In every instance, the VALUE must remain the same.
Exercise two:
- On your watercolor paper (Arches please), make 3 boxes with masking tape so they enclose areas about an inch wide and three inches long
- label the first one: SAME VALUE – changing hue
- Put a different color at each end — but the VALUES of the two colors must be the same (hint — you must lighten the darker one to match the lighter one);
- Stroke them toward each other, adding paint as necessary until you get the same value as the hues change to the mix of the two in the middle.
- If you don’t get it, try it again!
- Squint to see if you did it.
From one hue to the other — keeping the values the same
Exercise three:
2nd: label Same Value, Same Hue, change in temperature
- Wet the shape of your second taped rectangle — watch the amount of water — neither too wet so it puddles, nor too dry so you can’t move the color around
- choose your color and put it in the middle, brushing it toward the ends
- Add the next color on the color wheel to it on one side (orange next to red or blue next to green) and brush them together; not so much that it no longer is a red or a green; if it becoms an orange or a blue, it is too much.
- Also add the color on the other side of the color wheel to the main hue — red to red violet; green to yellow green
- Keep the value the same
- Stop before it gets too dry
- Do it again if you didn’t get it right
Changing temperature — warmer to cooler — keeping the values the same
Exercise four:
3rd: label Same Value, Same Hue, change in intensity (bright to dull)
- Wet the shape of your third taped rectangle — watch the amount of water — neither too wet so it puddles, nor too dry so you can’t move the color around
- Choose your color and put it at one end.
- Brush it toward the other end but get lighter toward the 2nd end
- Add the compliment to your chosen hue — or another way of thinking of it: if you have a primary as your chosen hue, add a mix of the other two primaries; if you have a secondary, add the 3rd primary
- Brush the compliment into the orriginal color, being sure that you don’t go all the way to neutral but end up with a duller version of your original hue
- Keep the value the same
- Stop before it gets too dry
- Do it again if you didn’t get it right
Changing Intensity — brightness to dullness– keeping the values the same
If you can see the VALUE in your colors you can paint them correctly AND if your values are right, you can do all kinds of wild and wonderful things with color and still have your design read.

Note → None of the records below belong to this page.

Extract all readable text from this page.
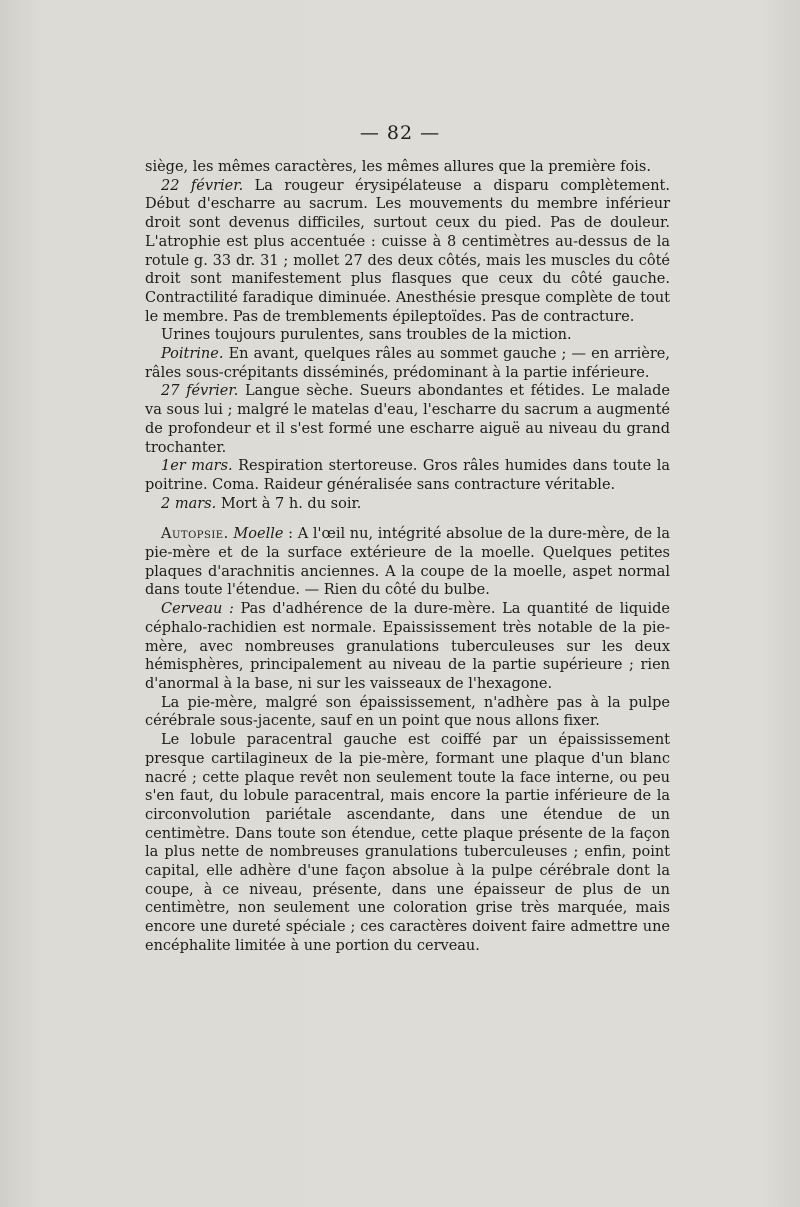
— 82 —

siège, les mêmes caractères, les mêmes allures que la première fois.

22 février. La rougeur érysipélateuse a disparu complètement. Début d'escharre au sacrum. Les mouvements du membre inférieur droit sont devenus difficiles, surtout ceux du pied. Pas de douleur. L'atrophie est plus accentuée : cuisse à 8 centimètres au-dessus de la rotule g. 33 dr. 31 ; mollet 27 des deux côtés, mais les muscles du côté droit sont manifestement plus flasques que ceux du côté gauche. Contractilité faradique diminuée. Anesthésie presque complète de tout le membre. Pas de tremblements épileptoïdes. Pas de contracture.

Urines toujours purulentes, sans troubles de la miction.

Poitrine. En avant, quelques râles au sommet gauche ; — en arrière, râles sous-crépitants disséminés, prédominant à la partie inférieure.

27 février. Langue sèche. Sueurs abondantes et fétides. Le malade va sous lui ; malgré le matelas d'eau, l'escharre du sacrum a augmenté de profondeur et il s'est formé une escharre aiguë au niveau du grand trochanter.

1er mars. Respiration stertoreuse. Gros râles humides dans toute la poitrine. Coma. Raideur généralisée sans contracture véritable.

2 mars. Mort à 7 h. du soir.

Autopsie. Moelle : A l'œil nu, intégrité absolue de la dure-mère, de la pie-mère et de la surface extérieure de la moelle. Quelques petites plaques d'arachnitis anciennes. A la coupe de la moelle, aspet normal dans toute l'étendue. — Rien du côté du bulbe.

Cerveau : Pas d'adhérence de la dure-mère. La quantité de liquide céphalo-rachidien est normale. Epaississement très notable de la pie-mère, avec nombreuses granulations tuberculeuses sur les deux hémisphères, principalement au niveau de la partie supérieure ; rien d'anormal à la base, ni sur les vaisseaux de l'hexagone.

La pie-mère, malgré son épaississement, n'adhère pas à la pulpe cérébrale sous-jacente, sauf en un point que nous allons fixer.

Le lobule paracentral gauche est coiffé par un épaississement presque cartilagineux de la pie-mère, formant une plaque d'un blanc nacré ; cette plaque revêt non seulement toute la face interne, ou peu s'en faut, du lobule paracentral, mais encore la partie inférieure de la circonvolution pariétale ascendante, dans une étendue de un centimètre. Dans toute son étendue, cette plaque présente de la façon la plus nette de nombreuses granulations tuberculeuses ; enfin, point capital, elle adhère d'une façon absolue à la pulpe cérébrale dont la coupe, à ce niveau, présente, dans une épaisseur de plus de un centimètre, non seulement une coloration grise très marquée, mais encore une dureté spéciale ; ces caractères doivent faire admettre une encéphalite limitée à une portion du cerveau.
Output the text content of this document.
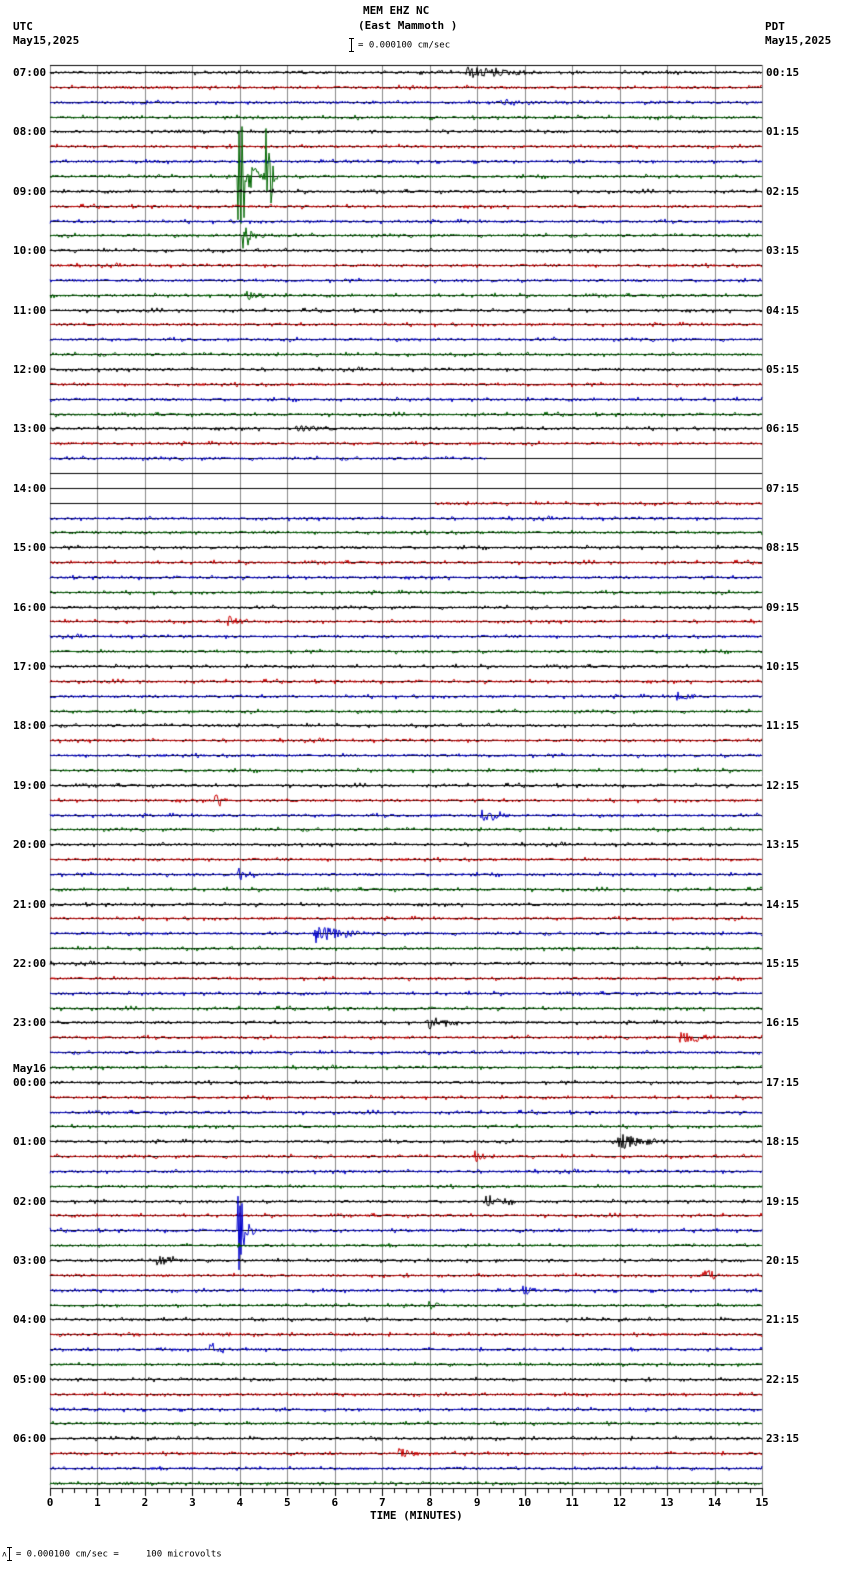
07:00
08:00
09:00
10:00
11:00
12:00
13:00
14:00
15:00
16:00
17:00
18:00
19:00
20:00
21:00
22:00
23:00
May16
00:00
01:00
02:00
03:00
04:00
05:00
06:00
00:15
01:15
02:15
03:15
04:15
05:15
06:15
07:15
08:15
09:15
10:15
11:15
12:15
13:15
14:15
15:15
16:15
17:15
18:15
19:15
20:15
21:15
22:15
23:15
0	1	2	3	4	5	6	7	8	9	10	11	12	13	14	15
TIME (MINUTES)
ʌ = 0.000100 cm/sec =     100 microvolts
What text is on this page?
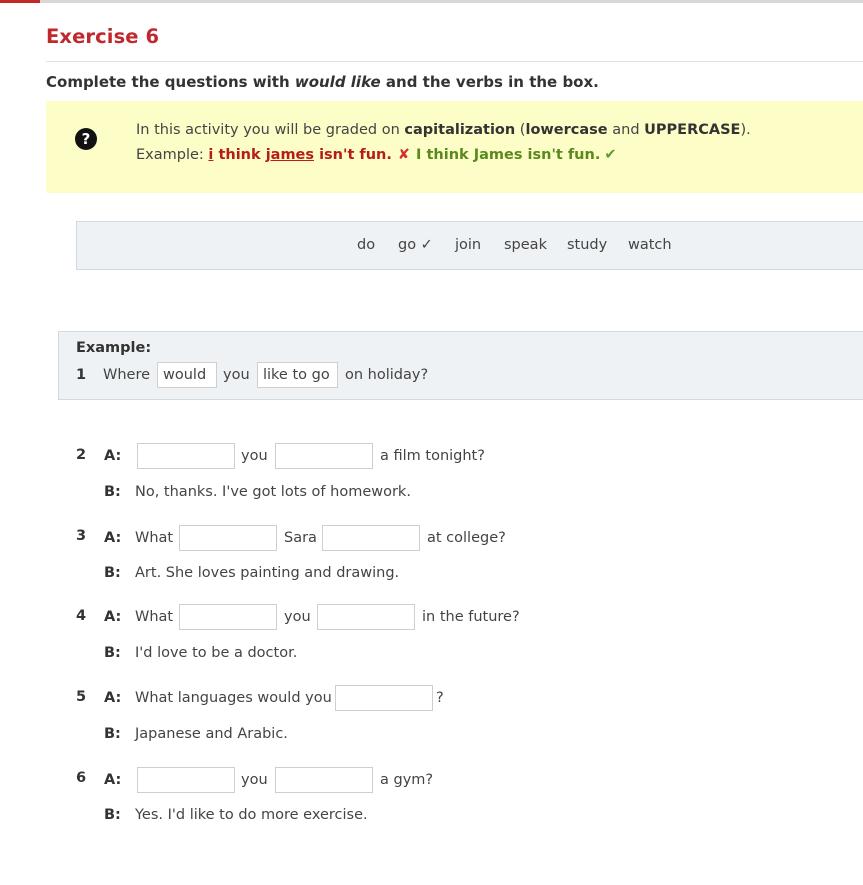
Exercise 6
Complete the questions with would like and the verbs in the box.
?	In this activity you will be graded on capitalization (lowercase and UPPERCASE).
Example: i think james isn't fun. ✘ I think James isn't fun. ✔
do go ✓ join speak study watch
Example:
1 Where would	you like to go	on holiday?
2 A:	you	a film tonight?
B: No, thanks. I've got lots of homework.
3 A: What	Sara	at college?
B: Art. She loves painting and drawing.
4 A: What	you	in the future?
B: I'd love to be a doctor.
5 A: What languages would you	?
B: Japanese and Arabic.
6 A:	you	a gym?
B: Yes. I'd like to do more exercise.
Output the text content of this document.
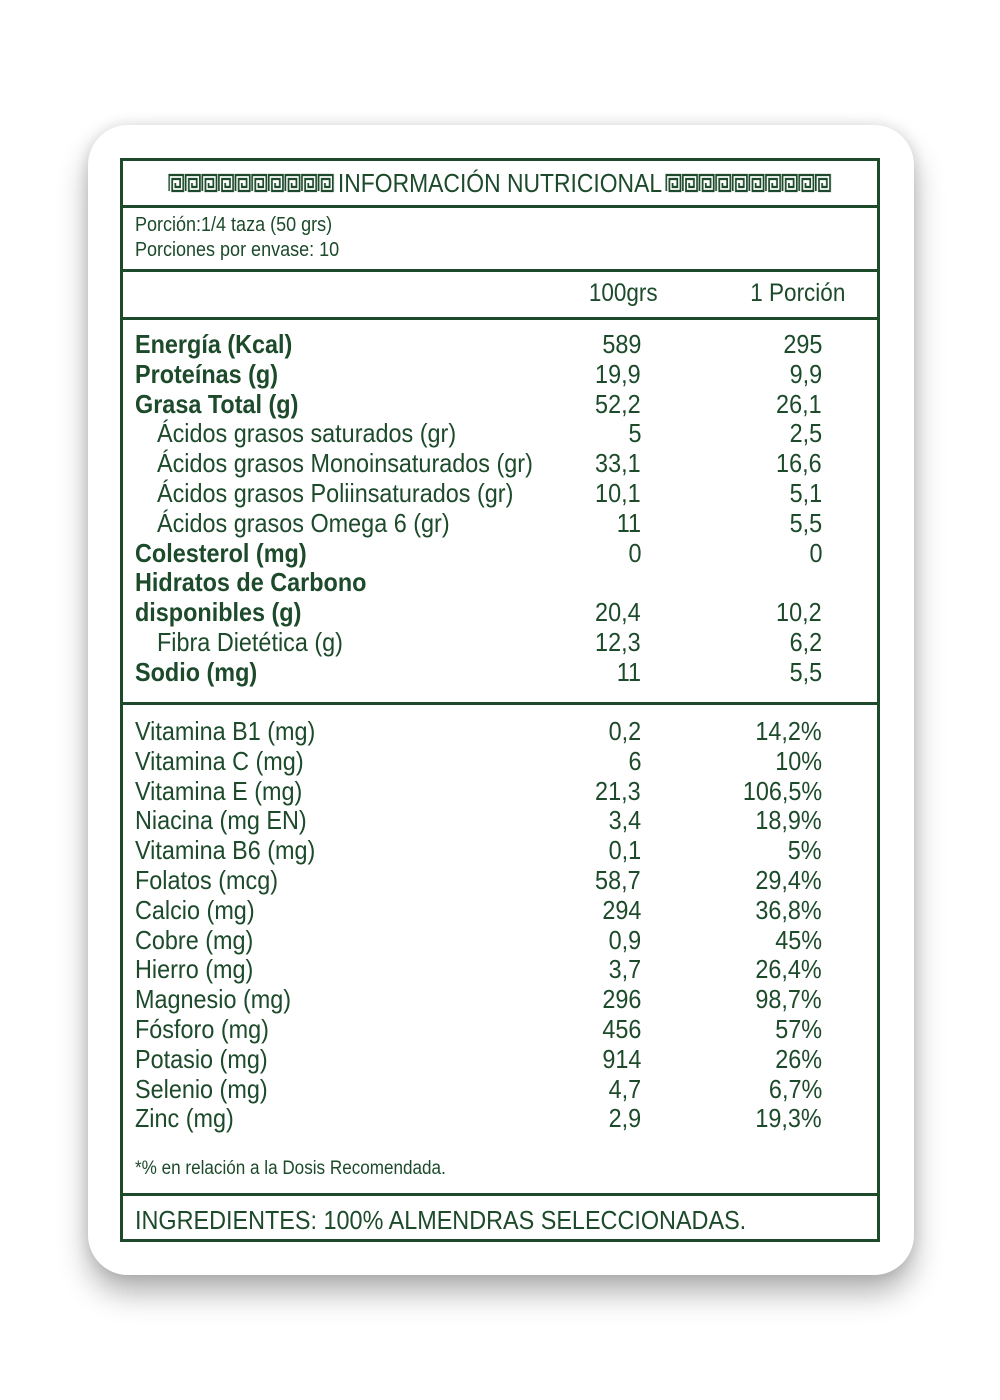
INFORMACIÓN NUTRICIONAL
Porción:1/4 taza (50 grs)
Porciones por envase: 10
100grs	1 Porción
Energía (Kcal)	589	295
Proteínas (g)	19,9	9,9
Grasa Total (g)	52,2	26,1
Ácidos grasos saturados (gr)	5	2,5
Ácidos grasos Monoinsaturados (gr) 33,1	16,6
Ácidos grasos Poliinsaturados (gr)	10,1	5,1
Ácidos grasos Omega 6 (gr)	11	5,5
Colesterol (mg)	0	0
Hidratos de Carbono
disponibles (g)	20,4	10,2
Fibra Dietética (g)	12,3	6,2
Sodio (mg)	11	5,5
Vitamina B1 (mg)	0,2	14,2%
Vitamina C (mg)	6	10%
Vitamina E (mg)	21,3	106,5%
Niacina (mg EN)	3,4	18,9%
Vitamina B6 (mg)	0,1	5%
Folatos (mcg)	58,7	29,4%
Calcio (mg)	294	36,8%
Cobre (mg)	0,9	45%
Hierro (mg)	3,7	26,4%
Magnesio (mg)	296	98,7%
Fósforo (mg)	456	57%
Potasio (mg)	914	26%
Selenio (mg)	4,7	6,7%
Zinc (mg)	2,9	19,3%
*% en relación a la Dosis Recomendada.
INGREDIENTES: 100% ALMENDRAS SELECCIONADAS.
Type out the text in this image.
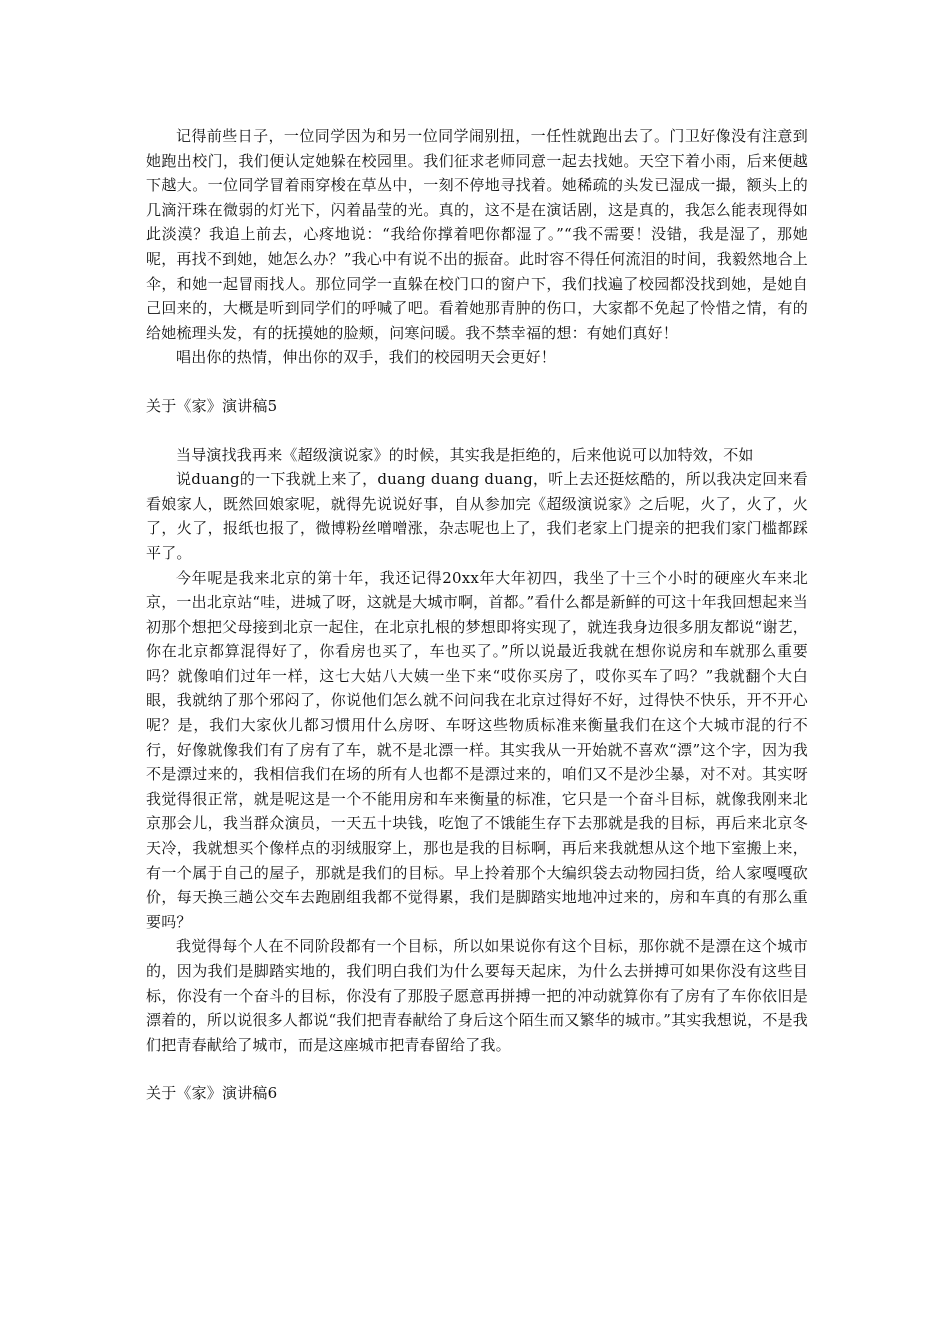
记得前些日子，一位同学因为和另一位同学闹别扭，一任性就跑出去了。门卫好像没有注意到她跑出校门，我们便认定她躲在校园里。我们征求老师同意一起去找她。天空下着小雨，后来便越下越大。一位同学冒着雨穿梭在草丛中，一刻不停地寻找着。她稀疏的头发已湿成一撮，额头上的几滴汗珠在微弱的灯光下，闪着晶莹的光。真的，这不是在演话剧，这是真的，我怎么能表现得如此淡漠？我追上前去，心疼地说：“我给你撑着吧你都湿了。”“我不需要！没错，我是湿了，那她呢，再找不到她，她怎么办？”我心中有说不出的振奋。此时容不得任何流泪的时间，我毅然地合上伞，和她一起冒雨找人。那位同学一直躲在校门口的窗户下，我们找遍了校园都没找到她，是她自己回来的，大概是听到同学们的呼喊了吧。看着她那青肿的伤口，大家都不免起了怜惜之情，有的给她梳理头发，有的抚摸她的脸颊，问寒问暖。我不禁幸福的想：有她们真好！

唱出你的热情，伸出你的双手，我们的校园明天会更好！

关于《家》演讲稿5

当导演找我再来《超级演说家》的时候，其实我是拒绝的，后来他说可以加特效，不如

说duang的一下我就上来了，duang duang duang，听上去还挺炫酷的，所以我决定回来看看娘家人，既然回娘家呢，就得先说说好事，自从参加完《超级演说家》之后呢，火了，火了，火了，火了，报纸也报了，微博粉丝噌噌涨，杂志呢也上了，我们老家上门提亲的把我们家门槛都踩平了。

今年呢是我来北京的第十年，我还记得20xx年大年初四，我坐了十三个小时的硬座火车来北京，一出北京站“哇，进城了呀，这就是大城市啊，首都。”看什么都是新鲜的可这十年我回想起来当初那个想把父母接到北京一起住，在北京扎根的梦想即将实现了，就连我身边很多朋友都说“谢艺，你在北京都算混得好了，你看房也买了，车也买了。”所以说最近我就在想你说房和车就那么重要吗？就像咱们过年一样，这七大姑八大姨一坐下来“哎你买房了，哎你买车了吗？”我就翻个大白眼，我就纳了那个邪闷了，你说他们怎么就不问问我在北京过得好不好，过得快不快乐，开不开心呢？是，我们大家伙儿都习惯用什么房呀、车呀这些物质标准来衡量我们在这个大城市混的行不行，好像就像我们有了房有了车，就不是北漂一样。其实我从一开始就不喜欢“漂”这个字，因为我不是漂过来的，我相信我们在场的所有人也都不是漂过来的，咱们又不是沙尘暴，对不对。其实呀我觉得很正常，就是呢这是一个不能用房和车来衡量的标准，它只是一个奋斗目标，就像我刚来北京那会儿，我当群众演员，一天五十块钱，吃饱了不饿能生存下去那就是我的目标，再后来北京冬天冷，我就想买个像样点的羽绒服穿上，那也是我的目标啊，再后来我就想从这个地下室搬上来，有一个属于自己的屋子，那就是我们的目标。早上拎着那个大编织袋去动物园扫货，给人家嘎嘎砍价，每天换三趟公交车去跑剧组我都不觉得累，我们是脚踏实地地冲过来的，房和车真的有那么重要吗？

我觉得每个人在不同阶段都有一个目标，所以如果说你有这个目标，那你就不是漂在这个城市的，因为我们是脚踏实地的，我们明白我们为什么要每天起床，为什么去拼搏可如果你没有这些目标，你没有一个奋斗的目标，你没有了那股子愿意再拼搏一把的冲动就算你有了房有了车你依旧是漂着的，所以说很多人都说“我们把青春献给了身后这个陌生而又繁华的城市。”其实我想说，不是我们把青春献给了城市，而是这座城市把青春留给了我。

关于《家》演讲稿6
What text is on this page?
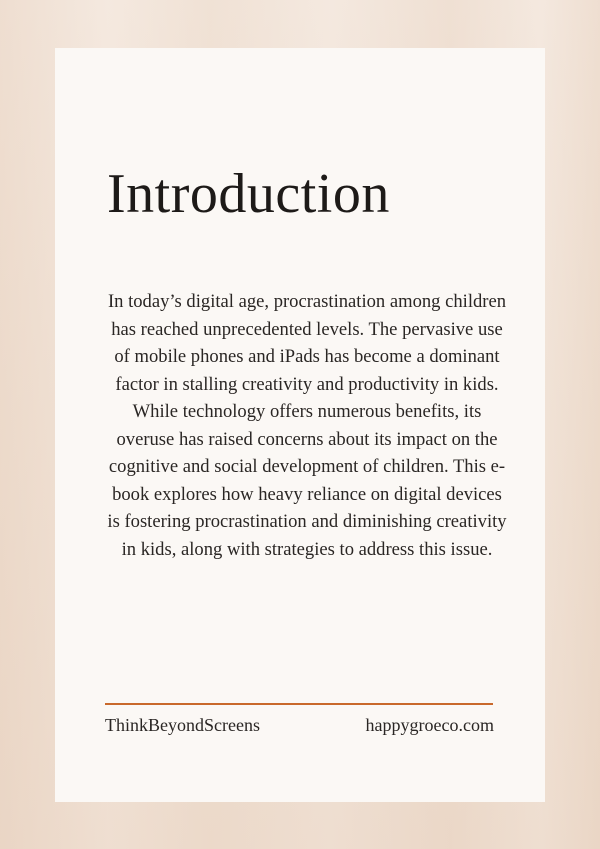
Introduction

In today’s digital age, procrastination among children has reached unprecedented levels. The pervasive use of mobile phones and iPads has become a dominant factor in stalling creativity and productivity in kids. While technology offers numerous benefits, its overuse has raised concerns about its impact on the cognitive and social development of children. This e-book explores how heavy reliance on digital devices is fostering procrastination and diminishing creativity in kids, along with strategies to address this issue.

ThinkBeyondScreens	happygroeco.com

For example:
Here is the value plan of a boatworks, and the painting from the plan on the right. The values are the same but throughout the painting the hues keep changing, giving life to the different areas.
Again a value plan and a demo of the concept of: If your values are right your colors can vary within the values (never got the near tree in). In the image above you probably can’t see some of the variety in the darks:
Even this close up doesn’t get them all but you can see how it isn’t just one blue or just one red.
Learn to see the value of your colors. The better you are at your values, the more color-filled your paintings can be.